The estimation of the long-term average claim frequency for doctors in 2015 was around 27% higher than in 2009.

Retired Gauteng High Court Judge Neels Claasen said that he wholeheartedly supp- orted the MPS suggestions for tort reform and preventing litigation through early mediation and negotiation. He gave the example of his recently being asked by the National Department of Health to deal with two rural families who suffered 'severe trauma and damage' as a result of clear negligence by staff at two national hospitals. 'We explained to them the benefits of mediation v. the disadvantages of litigation, and they agreed to mediation. Both matters were finalised in a single day, costing almost nothing.' Elaborating, he said one mother of a victim was so traumatised she could not speak, while her jobless husband also initially remained silent. The mediators creatively asked representatives of nearby national hospitals whether they had a job for the man. 'As it turned out, one of their heads of security had just resigned and the hospital said that if our client qualified, he could have the job.' The man was subsequently employed and the bereaved family given a steady income stream. Judge Claasen said that both matters would have taken 2 - 5 years for resolution in court. 'In SA we have demonstrations for lack of service delivery, students protesting that fees must fall and all of it easily erupting into violence. The health crisis is very serious and we need to join forces and work as a block if we are to resolve these issues,' he added.

 

Come clean, apologise - and live to work another day

The MPS presenters repeatedly cited cases in which early and genuine expressions of regret to patients by doctors following an adverse event had had a major impact, hugely mitigating the outcome.
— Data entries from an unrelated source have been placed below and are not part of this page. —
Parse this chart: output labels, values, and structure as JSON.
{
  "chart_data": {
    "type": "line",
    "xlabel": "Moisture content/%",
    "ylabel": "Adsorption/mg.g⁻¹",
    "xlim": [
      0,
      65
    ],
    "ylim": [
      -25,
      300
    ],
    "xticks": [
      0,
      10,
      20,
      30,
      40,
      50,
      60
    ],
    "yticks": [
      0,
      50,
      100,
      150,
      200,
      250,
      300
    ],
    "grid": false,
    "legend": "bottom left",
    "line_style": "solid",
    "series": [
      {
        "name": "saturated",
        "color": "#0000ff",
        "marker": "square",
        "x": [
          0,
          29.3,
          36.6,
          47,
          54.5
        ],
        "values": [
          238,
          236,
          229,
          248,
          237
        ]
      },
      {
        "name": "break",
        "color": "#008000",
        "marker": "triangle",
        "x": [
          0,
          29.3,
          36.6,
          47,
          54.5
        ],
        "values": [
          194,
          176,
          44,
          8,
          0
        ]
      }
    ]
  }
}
Said Doepel: 'Once the writ is served, strap yourself in - it's almost impossible to parachute out. Early empathy and understanding can make a huge difference! Lawyers around the world seemed to have forgotten 'who they are and what their obligations are. We are professional advisors. One of the troubling things I see every day is: "I will act because I think there's a buck in it". The certificate of merit [for a case] brings them back to what their obligation is,' he added. Medical geneticist Prof. Arnold Christianson said that he was working in a province where litigation had reached ZAR5 billion, adding that it was 'now virtually impossible to do a decent job'. He said some of the claims coming through were 'preposterous'. 'I was recently asked to give an opinion on a cerebral palsy case, and a Down syndrome patient walked through the door - it's not surprising that things go wrong.' He said that provincial governments were now also looking to see if their doctors could be held liable if their Health MECs were found culpable. 'I think you [i.e. the MPS] are limiting yourselves if you're addressing only the private sector - it's a disaster out there.'

Tiernan replied that while the MPS did not indemnify in the public sector, the remedies being suggested were for the entire system, and only South Africans could drive them forward.
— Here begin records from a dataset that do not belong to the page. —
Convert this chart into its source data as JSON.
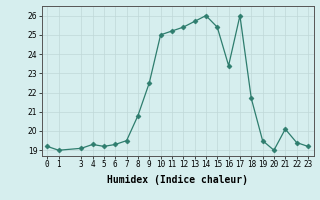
{
  "x": [
    0,
    1,
    3,
    4,
    5,
    6,
    7,
    8,
    9,
    10,
    11,
    12,
    13,
    14,
    15,
    16,
    17,
    18,
    19,
    20,
    21,
    22,
    23
  ],
  "y": [
    19.2,
    19.0,
    19.1,
    19.3,
    19.2,
    19.3,
    19.5,
    20.8,
    22.5,
    25.0,
    25.2,
    25.4,
    25.7,
    26.0,
    25.4,
    23.4,
    26.0,
    21.7,
    19.5,
    19.0,
    20.1,
    19.4,
    19.2
  ],
  "line_color": "#2e7d6e",
  "marker": "D",
  "marker_size": 2.5,
  "bg_color": "#d6eeee",
  "grid_color": "#c0d8d8",
  "xlabel": "Humidex (Indice chaleur)",
  "ylim": [
    18.7,
    26.5
  ],
  "xlim": [
    -0.5,
    23.5
  ],
  "yticks": [
    19,
    20,
    21,
    22,
    23,
    24,
    25,
    26
  ],
  "xticks": [
    0,
    1,
    3,
    4,
    5,
    6,
    7,
    8,
    9,
    10,
    11,
    12,
    13,
    14,
    15,
    16,
    17,
    18,
    19,
    20,
    21,
    22,
    23
  ],
  "xlabel_fontsize": 7,
  "tick_fontsize": 5.5,
  "line_width": 0.9
}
Doepel was highly critical of 'no-fault' compensation schemes, saying they would almost certainly fail for financial reasons and had almost bankrupted the New Zealand healthcare system. 'Lawyers hate a vacuum and will re-enliven personal actions. It's like the rental car being the fastest car around. As a philosophical, financial and regulatory mechanism, I'm no great fan of no-fault compensation schemes,' he said. Hallinan said that the House of Parliament's Health Committee reported in 2011 that they had heard evidence that the National Health Service bill in the UK would increase by between 20% and 80% were a no-fault compensation scheme to be introduced.